I used to run. Well, I used to jog. I was a jogger. Okay, I walked with bended knees and arms swinging, panting heavily trying to push the atmosphere out of the way in the hopes of gaining some kind of momentum that resembled a jog.
I had the most success jogging uphill. If the road was flat I would get bored. I was never meant for long distance running. I tried the tricks, mentally repeating positive affirmations such as, I am strong. I am relaxed.
I tried focusing on a sign yonder and making it to the sign and then repeating the process: see the sign, get to the sign, see that house, get to the house. But I think all I ended up doing was sloppy running. My feet started to drag making that tak tak noise as my shoes scraped against the sidewalk. I wasn’t even heavy so I had no - extra weight - or an excuse.
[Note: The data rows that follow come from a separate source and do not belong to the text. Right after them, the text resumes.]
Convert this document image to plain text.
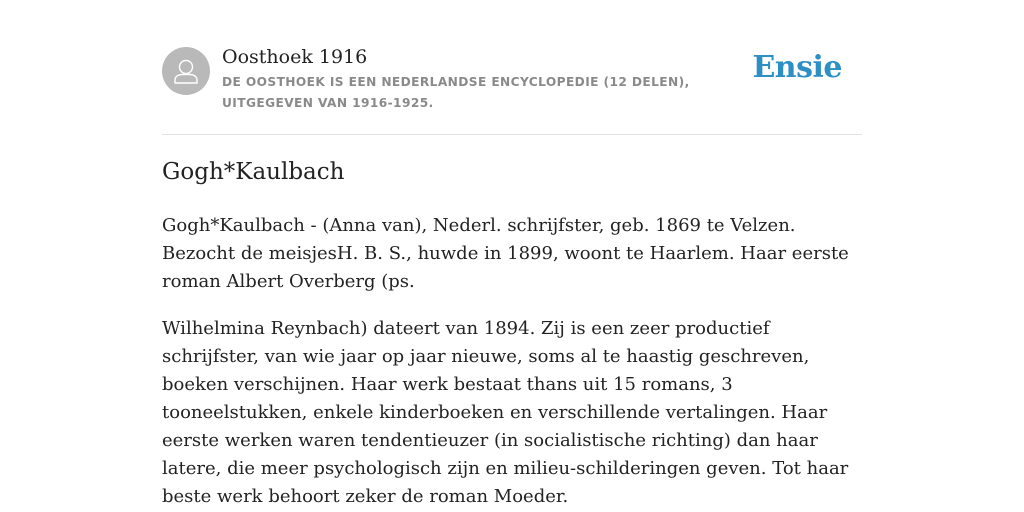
Oosthoek 1916
DE OOSTHOEK IS EEN NEDERLANDSE ENCYCLOPEDIE (12 DELEN), UITGEGEVEN VAN 1916-1925.
Ensie
Gogh*Kaulbach

Gogh*Kaulbach - (Anna van), Nederl. schrijfster, geb. 1869 te Velzen. Bezocht de meisjesH. B. S., huwde in 1899, woont te Haarlem. Haar eerste roman Albert Overberg (ps.

Wilhelmina Reynbach) dateert van 1894. Zij is een zeer productief schrijfster, van wie jaar op jaar nieuwe, soms al te haastig geschreven, boeken verschijnen. Haar werk bestaat thans uit 15 romans, 3 tooneelstukken, enkele kinderboeken en verschillende vertalingen. Haar eerste werken waren tendentieuzer (in socialistische richting) dan haar latere, die meer psychologisch zijn en milieu-schilderingen geven. Tot haar beste werk behoort zeker de roman Moeder.
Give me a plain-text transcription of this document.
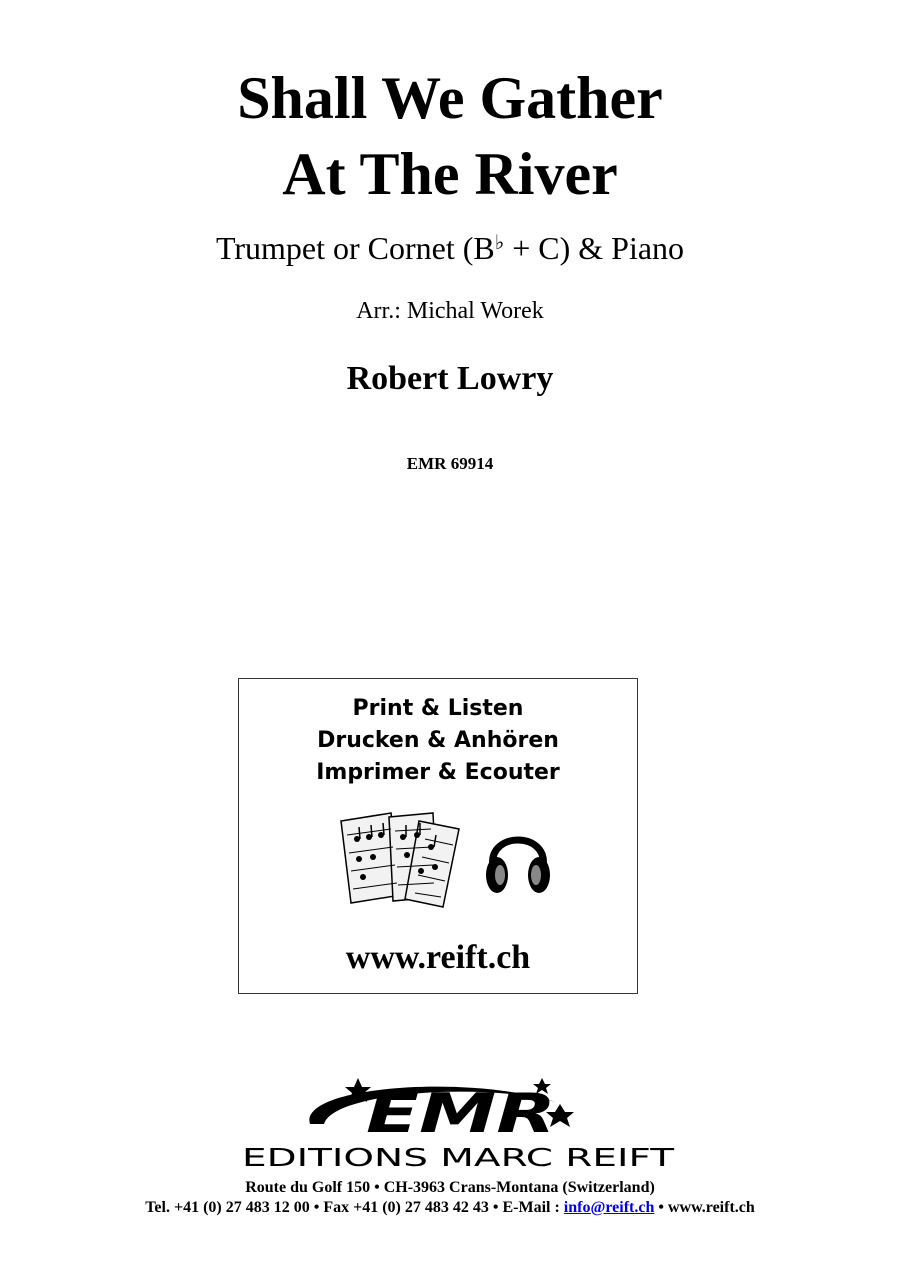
Shall We Gather
At The River
Trumpet or Cornet (B♭ + C) & Piano
Arr.: Michal Worek
Robert Lowry
EMR 69914
Print & Listen
Drucken & Anhören
Imprimer & Ecouter
www.reift.ch
EMR
EDITIONS MARC REIFT
Route du Golf 150 • CH-3963 Crans-Montana (Switzerland)
Tel. +41 (0) 27 483 12 00 • Fax +41 (0) 27 483 42 43 • E-Mail : info@reift.ch • www.reift.ch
I lived in a neighborhood located in front of Animas Mountain in Durango Colorado. And that was my goal. Run up that mountain. I started by walking and puffing as far as I could manage. Then inch by inch I could jog a bit, walk fast, jog some more, do a jog walk combo and then jog up and down without the previous problems of my limited lung capacity. I felt like running uphill provided a goal. I felt like I was pushing myself to get somewhere not just running aimlessly through the flatland of neighborhoods and city streets.
I was the healthiest I’d ever been. I was jogging/hiking/puffing in the evenings and doing yoga in the mornings. I had switched over to a 75% raw food diet subsisting on nuts, bananas, honey, and the occasional salad like some rabid squirrel. So you’d think I would have known how it happened, but I don’t.
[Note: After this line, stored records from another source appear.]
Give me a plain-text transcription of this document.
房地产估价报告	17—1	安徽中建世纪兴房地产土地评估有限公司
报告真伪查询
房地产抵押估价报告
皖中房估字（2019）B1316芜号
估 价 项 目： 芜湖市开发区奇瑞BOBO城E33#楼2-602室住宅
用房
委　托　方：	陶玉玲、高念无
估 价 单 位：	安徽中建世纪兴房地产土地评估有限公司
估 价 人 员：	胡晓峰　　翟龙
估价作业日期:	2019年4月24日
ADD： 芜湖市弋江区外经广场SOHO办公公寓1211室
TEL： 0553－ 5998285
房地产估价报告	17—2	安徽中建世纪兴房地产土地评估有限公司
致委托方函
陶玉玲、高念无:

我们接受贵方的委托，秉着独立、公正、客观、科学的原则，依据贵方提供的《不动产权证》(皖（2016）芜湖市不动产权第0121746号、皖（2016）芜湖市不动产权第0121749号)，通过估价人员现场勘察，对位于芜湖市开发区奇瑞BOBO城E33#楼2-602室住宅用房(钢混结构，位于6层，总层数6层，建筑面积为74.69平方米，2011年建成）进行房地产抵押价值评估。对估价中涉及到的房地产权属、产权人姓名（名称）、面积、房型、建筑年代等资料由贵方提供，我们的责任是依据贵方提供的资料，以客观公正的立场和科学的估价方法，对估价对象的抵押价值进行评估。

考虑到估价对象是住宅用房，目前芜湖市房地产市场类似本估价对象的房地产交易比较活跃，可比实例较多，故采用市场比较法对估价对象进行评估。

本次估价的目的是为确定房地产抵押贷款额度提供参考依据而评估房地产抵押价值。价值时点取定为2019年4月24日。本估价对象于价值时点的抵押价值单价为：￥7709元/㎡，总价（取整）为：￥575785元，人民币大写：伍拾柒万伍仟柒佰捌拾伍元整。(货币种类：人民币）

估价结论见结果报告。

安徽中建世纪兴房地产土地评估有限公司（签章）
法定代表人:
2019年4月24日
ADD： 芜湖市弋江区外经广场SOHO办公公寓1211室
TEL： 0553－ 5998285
If people knew what it was like to shit their pants they wouldn’t use it in jest. I don’t believe the smell, the horror or the humiliation would aptly describe the feeling/s they are trying to convey. It’s just a saying and it provides a tee-hee moment in conversations but I assure you it is not funny. Oh and it happened while I was jogging up Animas Mountain.
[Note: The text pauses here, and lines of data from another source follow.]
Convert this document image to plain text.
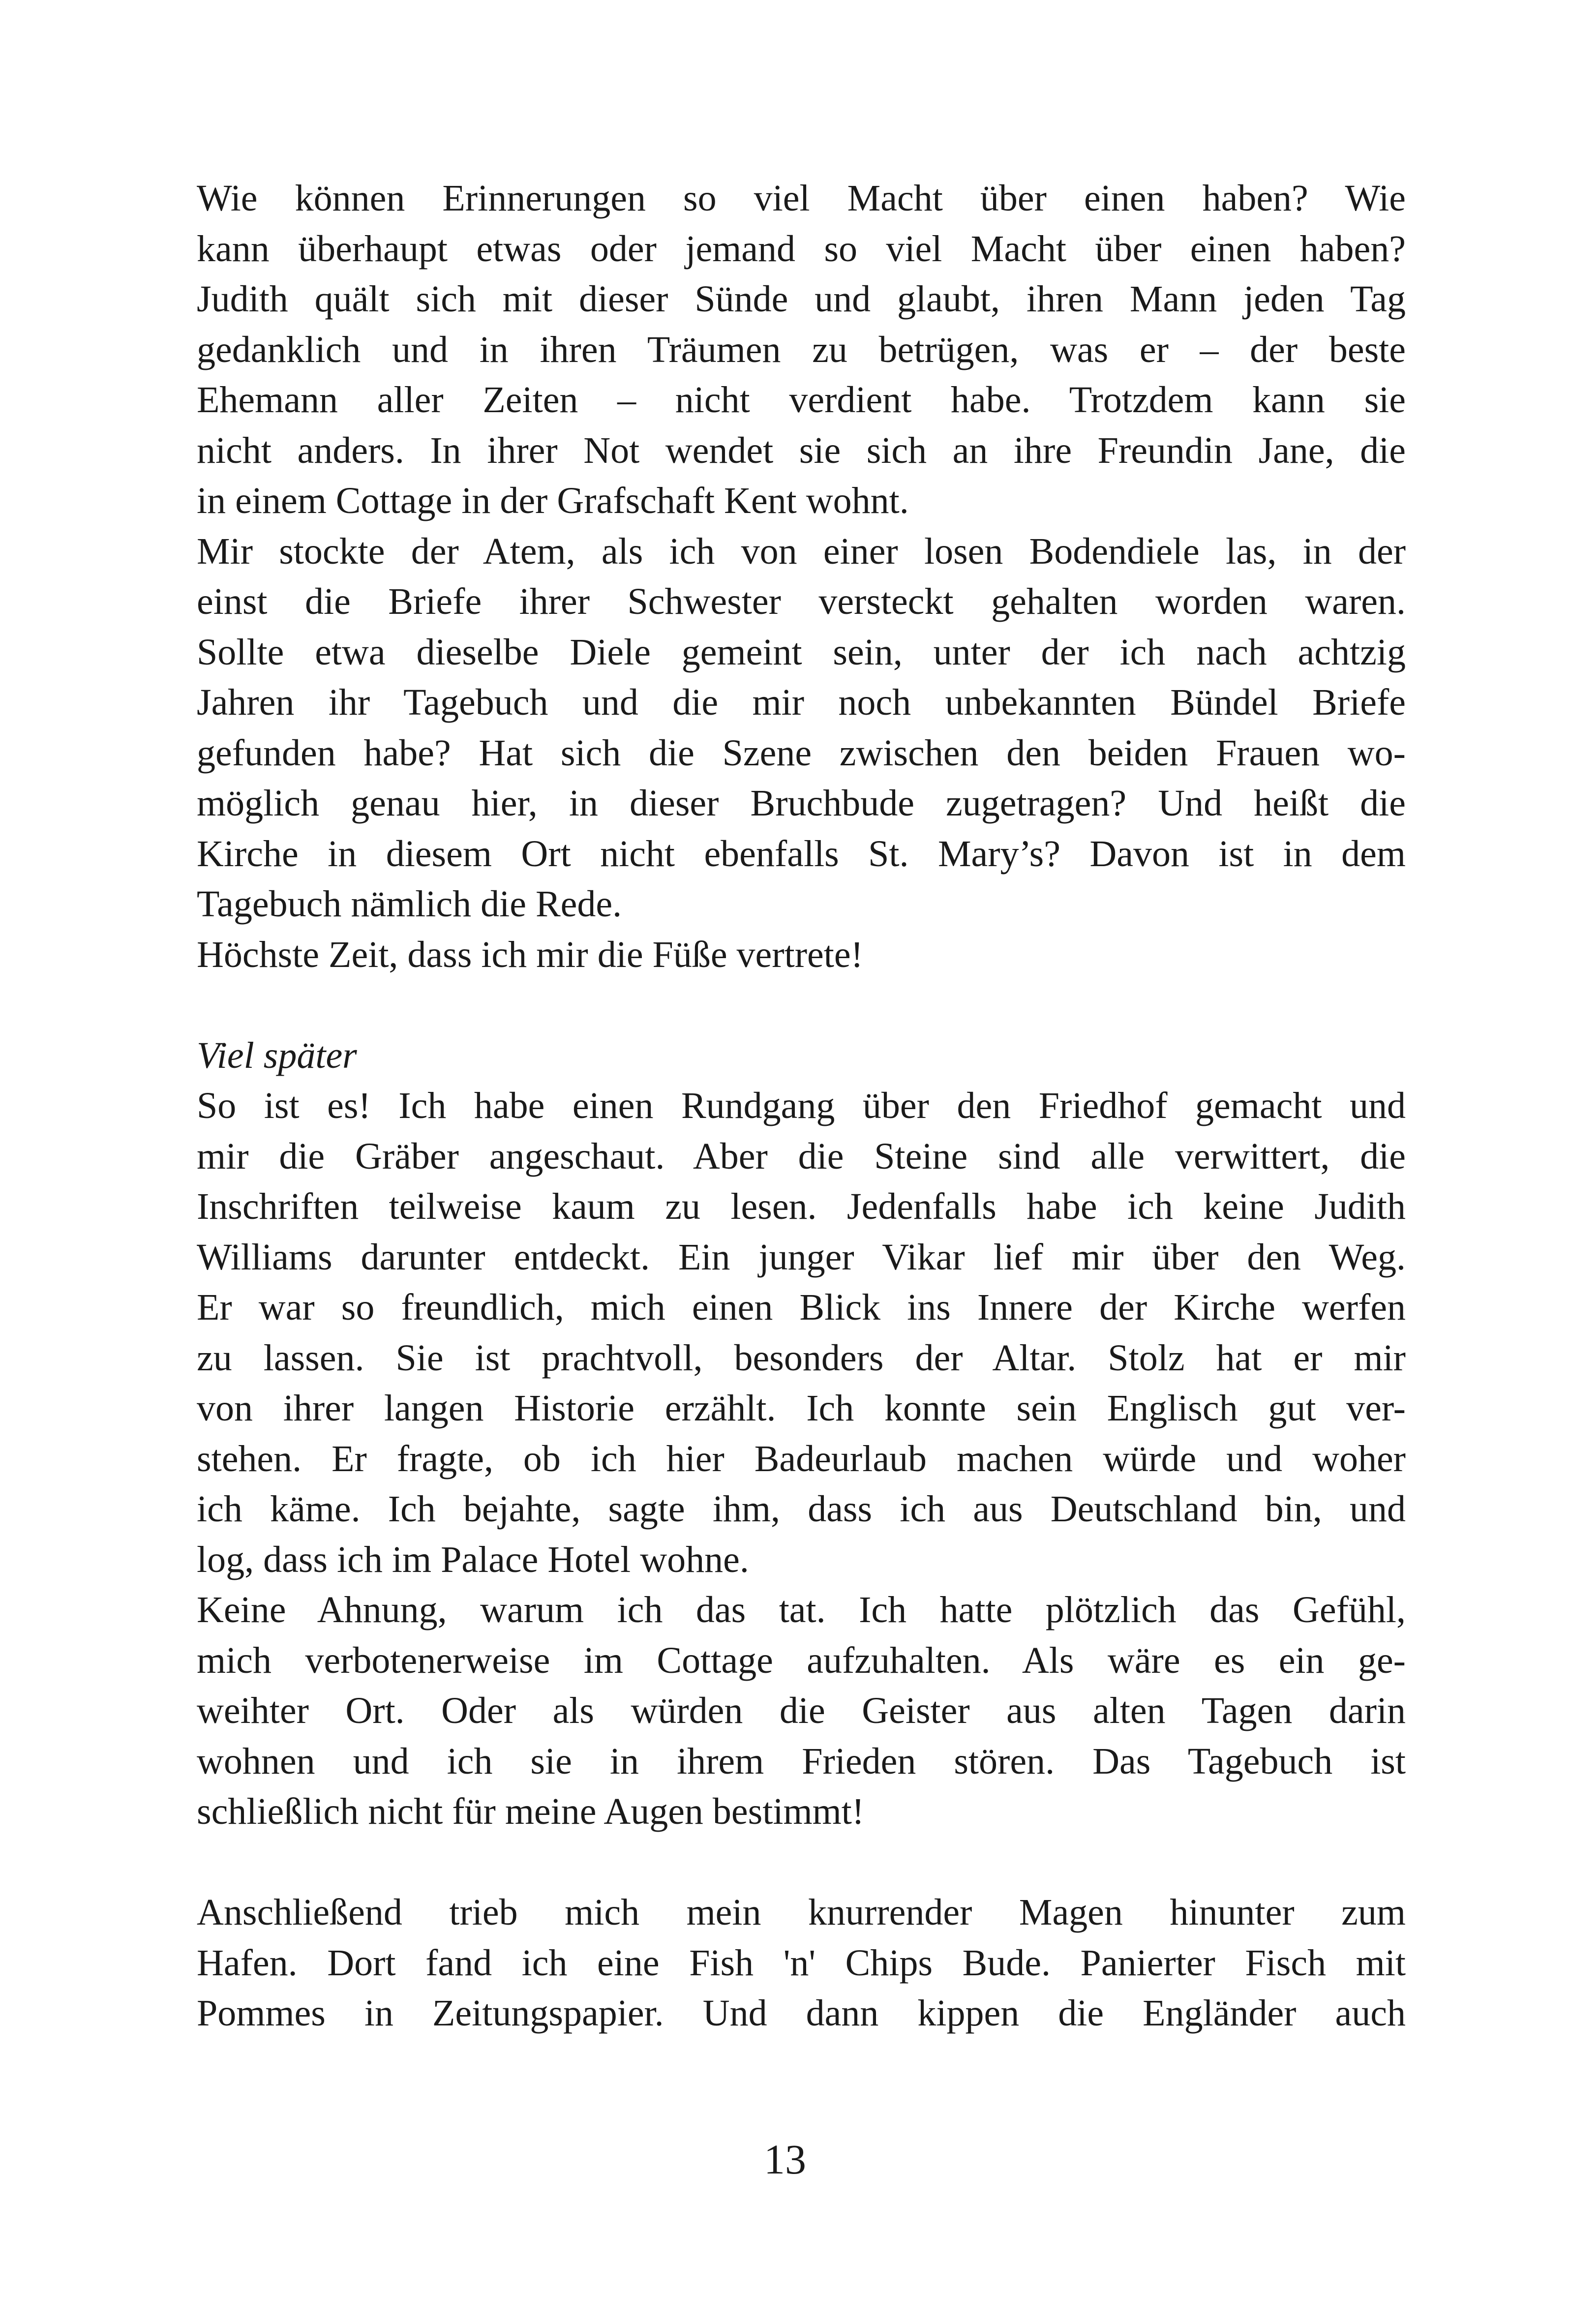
Wie können Erinnerungen so viel Macht über einen haben? Wie
kann überhaupt etwas oder jemand so viel Macht über einen haben?
Judith quält sich mit dieser Sünde und glaubt, ihren Mann jeden Tag
gedanklich und in ihren Träumen zu betrügen, was er – der beste
Ehemann aller Zeiten – nicht verdient habe. Trotzdem kann sie
nicht anders. In ihrer Not wendet sie sich an ihre Freundin Jane, die
in einem Cottage in der Grafschaft Kent wohnt.
Mir stockte der Atem, als ich von einer losen Bodendiele las, in der
einst die Briefe ihrer Schwester versteckt gehalten worden waren.
Sollte etwa dieselbe Diele gemeint sein, unter der ich nach achtzig
Jahren ihr Tagebuch und die mir noch unbekannten Bündel Briefe
gefunden habe? Hat sich die Szene zwischen den beiden Frauen wo-
möglich genau hier, in dieser Bruchbude zugetragen? Und heißt die
Kirche in diesem Ort nicht ebenfalls St. Mary’s? Davon ist in dem
Tagebuch nämlich die Rede.
Höchste Zeit, dass ich mir die Füße vertrete!
Viel später
So ist es! Ich habe einen Rundgang über den Friedhof gemacht und
mir die Gräber angeschaut. Aber die Steine sind alle verwittert, die
Inschriften teilweise kaum zu lesen. Jedenfalls habe ich keine Judith
Williams darunter entdeckt. Ein junger Vikar lief mir über den Weg.
Er war so freundlich, mich einen Blick ins Innere der Kirche werfen
zu lassen. Sie ist prachtvoll, besonders der Altar. Stolz hat er mir
von ihrer langen Historie erzählt. Ich konnte sein Englisch gut ver-
stehen. Er fragte, ob ich hier Badeurlaub machen würde und woher
ich käme. Ich bejahte, sagte ihm, dass ich aus Deutschland bin, und
log, dass ich im Palace Hotel wohne.
Keine Ahnung, warum ich das tat. Ich hatte plötzlich das Gefühl,
mich verbotenerweise im Cottage aufzuhalten. Als wäre es ein ge-
weihter Ort. Oder als würden die Geister aus alten Tagen darin
wohnen und ich sie in ihrem Frieden stören. Das Tagebuch ist
schließlich nicht für meine Augen bestimmt!
Anschließend trieb mich mein knurrender Magen hinunter zum
Hafen. Dort fand ich eine Fish 'n' Chips Bude. Panierter Fisch mit
Pommes in Zeitungspapier. Und dann kippen die Engländer auch
13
I think it was some deadly fruit in the morning, salad for lunch combination. I don’t know. I should remember this, right? I just know one minute I’m making my way up the incline and the next I’m searching for a way down. It was a typical clear-of-clouds day in Colorado. Of course, when people think of Colorado they think of the Rocky Mountains and tall, tall trees and thick forests with adorable woodland creatures abounding.
Okay, well I am here to tell you that Colorado can be very open and bare. On that fine day, there wasn’t a tree, a bush, a shrub or a stick to hide behind. The bald, exposed trail faces houses down below and as I started to painfully skip back I knew I wasn’t going to make it. So in one swift movement, I pulled down my shorts and squatted.
In one swift movement there it was: oozing, smelling, and ejecting it self between my legs. (I know, absolutely disgusting.) I looked around pathetically for a fallen leaf or pine needles or a tuff of grass to wipe myself with, but there was nothing but an abundance of red clay dirt and rocks.
As if closing my eyes would erase the horror, I gingerly pulled my shorts back on. Then I stared at my pile of liquid poo, feeling bad about leaving it there. So I did what I could. I did what anyone else would have done. I found the largest rock I could find and placed it on top. I watched as it pushed itself around the rock, forming a puddle, larger than before like a melting brown marshmallow.
I then turned away from the mess I’d made, thankful no walkers, joggers or cyclist had suddenly appeared. I looked hard at the windows of the homes down below to see if anyone was watching, laughing or pointing. Then I walked home as fast as I could. I was a mess. I made a mess. And for some reason this is the incident I think about when I think about getting fired as a Waldorf teacher.